Check monitoring policies before snooping on jobseeking staff
Recruitment bosses should ensure effective policies are in place to enable monitoring of consultants’ email communications, while all recruiters should advise candidates to be discreet when contacting prospective employers, employment lawyers say.
The advice follows a ruling laid down by the European Court of Human Rights (ECHR) on Tuesday, which means employers can read workers' private messages sent via chat software and webmail accounts during working hours.
This is particularly the case if agency bosses suspect a consultant is seeking a move to a rival recruiter, but does not apply to communications on personal equipment such as mobiles, according to legal experts.
Sarah Rushton, employment partner with solicitor Moon Beever, says employers should not think they now have the right to monitor all employees’ private communications.

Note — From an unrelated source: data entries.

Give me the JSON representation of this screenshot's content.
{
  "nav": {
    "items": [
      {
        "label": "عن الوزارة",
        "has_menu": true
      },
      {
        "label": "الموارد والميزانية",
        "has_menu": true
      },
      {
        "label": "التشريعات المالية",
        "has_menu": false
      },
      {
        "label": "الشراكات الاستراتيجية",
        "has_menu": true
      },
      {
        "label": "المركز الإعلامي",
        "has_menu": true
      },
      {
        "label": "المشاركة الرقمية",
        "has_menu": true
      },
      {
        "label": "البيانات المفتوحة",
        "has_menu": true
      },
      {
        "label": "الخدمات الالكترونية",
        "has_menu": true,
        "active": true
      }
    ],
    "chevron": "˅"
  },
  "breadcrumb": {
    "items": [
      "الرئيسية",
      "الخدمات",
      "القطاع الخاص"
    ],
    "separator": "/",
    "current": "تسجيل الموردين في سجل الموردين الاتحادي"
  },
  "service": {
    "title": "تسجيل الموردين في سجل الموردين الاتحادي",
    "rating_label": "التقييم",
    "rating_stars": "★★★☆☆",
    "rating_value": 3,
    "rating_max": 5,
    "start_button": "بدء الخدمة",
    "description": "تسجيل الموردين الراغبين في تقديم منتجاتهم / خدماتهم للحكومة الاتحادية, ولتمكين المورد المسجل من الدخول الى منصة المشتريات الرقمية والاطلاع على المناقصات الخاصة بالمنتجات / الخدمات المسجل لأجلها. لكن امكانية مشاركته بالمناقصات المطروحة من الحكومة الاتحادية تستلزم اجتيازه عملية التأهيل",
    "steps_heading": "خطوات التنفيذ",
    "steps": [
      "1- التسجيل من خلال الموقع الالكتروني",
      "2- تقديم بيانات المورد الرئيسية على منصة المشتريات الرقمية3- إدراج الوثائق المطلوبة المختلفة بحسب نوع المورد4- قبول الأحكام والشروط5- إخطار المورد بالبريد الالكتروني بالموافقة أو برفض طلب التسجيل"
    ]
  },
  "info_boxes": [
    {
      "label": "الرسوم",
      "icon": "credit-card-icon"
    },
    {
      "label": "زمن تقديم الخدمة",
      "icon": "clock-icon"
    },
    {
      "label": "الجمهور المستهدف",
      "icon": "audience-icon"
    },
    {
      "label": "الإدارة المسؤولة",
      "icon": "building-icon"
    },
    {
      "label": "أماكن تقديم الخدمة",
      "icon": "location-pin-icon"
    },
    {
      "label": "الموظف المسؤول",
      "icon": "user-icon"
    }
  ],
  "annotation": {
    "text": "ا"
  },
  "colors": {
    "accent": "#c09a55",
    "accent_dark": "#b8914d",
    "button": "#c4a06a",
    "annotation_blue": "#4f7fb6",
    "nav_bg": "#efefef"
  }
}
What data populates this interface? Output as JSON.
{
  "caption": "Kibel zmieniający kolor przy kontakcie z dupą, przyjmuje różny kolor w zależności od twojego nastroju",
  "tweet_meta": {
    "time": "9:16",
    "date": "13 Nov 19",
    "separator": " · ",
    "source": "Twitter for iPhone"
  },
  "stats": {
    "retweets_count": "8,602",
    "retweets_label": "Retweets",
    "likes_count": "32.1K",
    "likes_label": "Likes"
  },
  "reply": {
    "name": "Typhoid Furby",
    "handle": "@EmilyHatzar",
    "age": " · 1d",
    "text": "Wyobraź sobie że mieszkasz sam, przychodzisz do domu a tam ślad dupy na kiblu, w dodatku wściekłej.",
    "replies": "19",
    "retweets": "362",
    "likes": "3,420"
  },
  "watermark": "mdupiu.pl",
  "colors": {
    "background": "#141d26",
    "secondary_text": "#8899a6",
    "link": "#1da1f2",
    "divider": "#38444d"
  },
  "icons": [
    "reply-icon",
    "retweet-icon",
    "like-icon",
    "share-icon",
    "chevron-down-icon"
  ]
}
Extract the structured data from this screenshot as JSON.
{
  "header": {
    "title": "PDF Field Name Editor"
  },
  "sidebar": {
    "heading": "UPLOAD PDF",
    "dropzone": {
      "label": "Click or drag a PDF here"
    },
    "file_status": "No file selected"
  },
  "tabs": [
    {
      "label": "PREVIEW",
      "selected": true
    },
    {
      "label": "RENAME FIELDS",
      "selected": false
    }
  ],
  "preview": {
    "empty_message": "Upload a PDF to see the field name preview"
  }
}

But this may be justified if the employer has legitimate grounds for suspecting the employee is preparing to compete and potentially breach their post-termination restrictions or obligations of confidentiality.
“An employer will not only have to take into account matters such as privacy, but also issues like data protection,” she said.
“The employer should make it clear from the outset that its email systems and emails may be monitored and that employees should have no expectations of privacy,” Rushton added.
That policy is crucial, according to Jacqueline McDermott, consultant solicitor at law firm Keystone Law, as it could mean employers run into difficulties if no IT policy is in place and they plan to monitor employee’s use of email or internet communications.
Meanwhile Christopher Tutton, partner at law firm Irwin Mitchell, warns the case also has implications for how candidates communicate with prospective employers and advised recruiters to encourage candidates to use discreet methods of communication that cannot be tracked.
But Alison Treliving, head of Manchester labour and employment practice at law firm Squire Patton Boggs, warns the ruling is limited to messages sent on the employer’s equipment and where the employer is shown to be acting reasonably in checking that the employee is doing the job they are paid for rather than what the Court called “cyberslacking”.
“It does not allow the employer to seize the employee’s personal mobile phone and go through its contents on a whim, as some headlines suggest,” she added.